The very general cause of smoky chimneys is that the chimney top is below the level of some adjacent building, tree, or other object that obstructs the free passage of the wind. In this instance the trouble is only experienced when the wind is in certain quarters, and sometimes this can be cured by a wind-guard or cowl (no particular make can be recommended, as their efficiency differs under different circumstances); but the only reliable remedy is to raise the chimney either by pipe or brickwork to the required height. The manner in which the annoyance is brought about is, that when the wind passes over the chimney top its progress is arrested by the higher object, and it may be said to rebound (the action is rarely quite alike in any two instances), causing either a portion of the gust to pass a short way down the chimney or to momentarily stop the up draught; this will be noticed by the gusts of smoke that come from the stove into the room.
When the smoke slowly oozes into the room, it is caused by sluggish draught, or often by the construction of the grate.

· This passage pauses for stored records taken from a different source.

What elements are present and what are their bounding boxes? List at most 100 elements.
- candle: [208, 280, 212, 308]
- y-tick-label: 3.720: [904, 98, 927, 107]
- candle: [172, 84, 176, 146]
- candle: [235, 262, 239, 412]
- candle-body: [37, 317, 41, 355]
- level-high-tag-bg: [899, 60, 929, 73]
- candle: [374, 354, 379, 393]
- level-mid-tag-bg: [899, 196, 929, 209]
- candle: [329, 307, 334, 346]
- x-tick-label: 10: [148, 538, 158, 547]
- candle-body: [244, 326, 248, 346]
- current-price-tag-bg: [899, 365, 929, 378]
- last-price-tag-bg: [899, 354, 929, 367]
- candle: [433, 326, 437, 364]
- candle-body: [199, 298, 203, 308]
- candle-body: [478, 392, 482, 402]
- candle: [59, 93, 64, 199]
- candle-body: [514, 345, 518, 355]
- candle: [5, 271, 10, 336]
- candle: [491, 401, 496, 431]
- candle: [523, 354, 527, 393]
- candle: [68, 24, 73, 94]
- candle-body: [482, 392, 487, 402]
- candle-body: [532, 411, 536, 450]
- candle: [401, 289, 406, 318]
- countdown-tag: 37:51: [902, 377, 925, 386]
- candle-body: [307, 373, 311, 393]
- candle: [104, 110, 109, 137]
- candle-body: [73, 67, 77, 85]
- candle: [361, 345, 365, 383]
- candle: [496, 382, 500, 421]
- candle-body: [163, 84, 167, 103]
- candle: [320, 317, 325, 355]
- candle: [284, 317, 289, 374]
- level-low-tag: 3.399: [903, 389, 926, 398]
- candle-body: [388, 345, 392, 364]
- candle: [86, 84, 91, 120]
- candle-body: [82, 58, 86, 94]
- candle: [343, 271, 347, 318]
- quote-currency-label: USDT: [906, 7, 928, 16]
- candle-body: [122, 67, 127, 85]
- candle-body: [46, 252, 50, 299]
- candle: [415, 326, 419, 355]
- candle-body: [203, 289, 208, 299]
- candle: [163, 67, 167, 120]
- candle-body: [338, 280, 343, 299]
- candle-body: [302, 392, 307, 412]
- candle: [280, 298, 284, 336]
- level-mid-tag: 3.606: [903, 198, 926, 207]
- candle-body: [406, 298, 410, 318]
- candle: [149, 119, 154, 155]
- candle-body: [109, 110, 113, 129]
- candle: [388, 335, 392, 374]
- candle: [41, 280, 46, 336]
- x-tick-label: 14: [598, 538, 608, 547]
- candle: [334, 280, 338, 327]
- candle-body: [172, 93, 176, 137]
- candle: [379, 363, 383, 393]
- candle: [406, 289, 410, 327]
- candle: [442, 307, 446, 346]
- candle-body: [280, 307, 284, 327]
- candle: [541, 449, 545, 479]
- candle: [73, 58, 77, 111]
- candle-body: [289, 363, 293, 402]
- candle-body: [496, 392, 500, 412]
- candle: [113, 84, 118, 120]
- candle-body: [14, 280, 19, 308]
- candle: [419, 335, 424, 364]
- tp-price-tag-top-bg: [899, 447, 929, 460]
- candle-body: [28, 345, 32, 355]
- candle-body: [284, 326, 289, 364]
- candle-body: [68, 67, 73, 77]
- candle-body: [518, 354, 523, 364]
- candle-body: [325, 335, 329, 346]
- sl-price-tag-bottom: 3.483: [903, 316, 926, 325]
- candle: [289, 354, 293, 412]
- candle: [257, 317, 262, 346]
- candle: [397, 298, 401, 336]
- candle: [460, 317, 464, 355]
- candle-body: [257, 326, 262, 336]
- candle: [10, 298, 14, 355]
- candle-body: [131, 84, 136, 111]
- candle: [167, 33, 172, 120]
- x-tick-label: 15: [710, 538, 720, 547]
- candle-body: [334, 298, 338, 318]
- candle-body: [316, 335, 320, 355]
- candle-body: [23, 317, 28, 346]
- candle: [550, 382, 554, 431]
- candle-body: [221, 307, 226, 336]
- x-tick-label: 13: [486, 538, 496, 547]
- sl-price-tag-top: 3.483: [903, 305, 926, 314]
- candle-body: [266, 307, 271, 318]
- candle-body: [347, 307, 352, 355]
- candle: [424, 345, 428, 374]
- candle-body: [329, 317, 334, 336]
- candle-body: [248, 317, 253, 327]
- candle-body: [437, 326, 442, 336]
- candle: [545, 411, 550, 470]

If the grate has considerable distance between the fire-bars and the opening into the chimney above, it permits the heavy cold air to accumulate and obstruct the heated up-flow from the fire; this generally is only noticeable when the fire is first lighted or heavily fed. It is exactly the same result as is experienced with the old-fashioned open kitchen ranges, which nearly always require a sheet of metal or “blower” across the opening to prevent their smoking. The above-mentioned grates require a strong draught to work them perfectly; or if a strong draught does not exist, a small piece of sheet-metal should be provided to fit over the open space above the front bars when necessary to establish the fire, as explained with the “Eagle” grate.
Sluggish draughts are from a variety of causes, among which might be named, insufficient height of chimney; chimneys which by any cause may become damp or cold, or lose their heat rapidly; leakages, holes or fissures, and a variety of causes too numerous to mention here. The interior surface of a chimney should be as smooth as possible, and should be swept at regular and moderately frequent intervals, otherwise the draught will be reduced.
Every fireplace should have a distinct and separate flue; sometimes two fireplaces can be successfully worked into one chimney, but provision must be made for tightly closing off either one when not in use.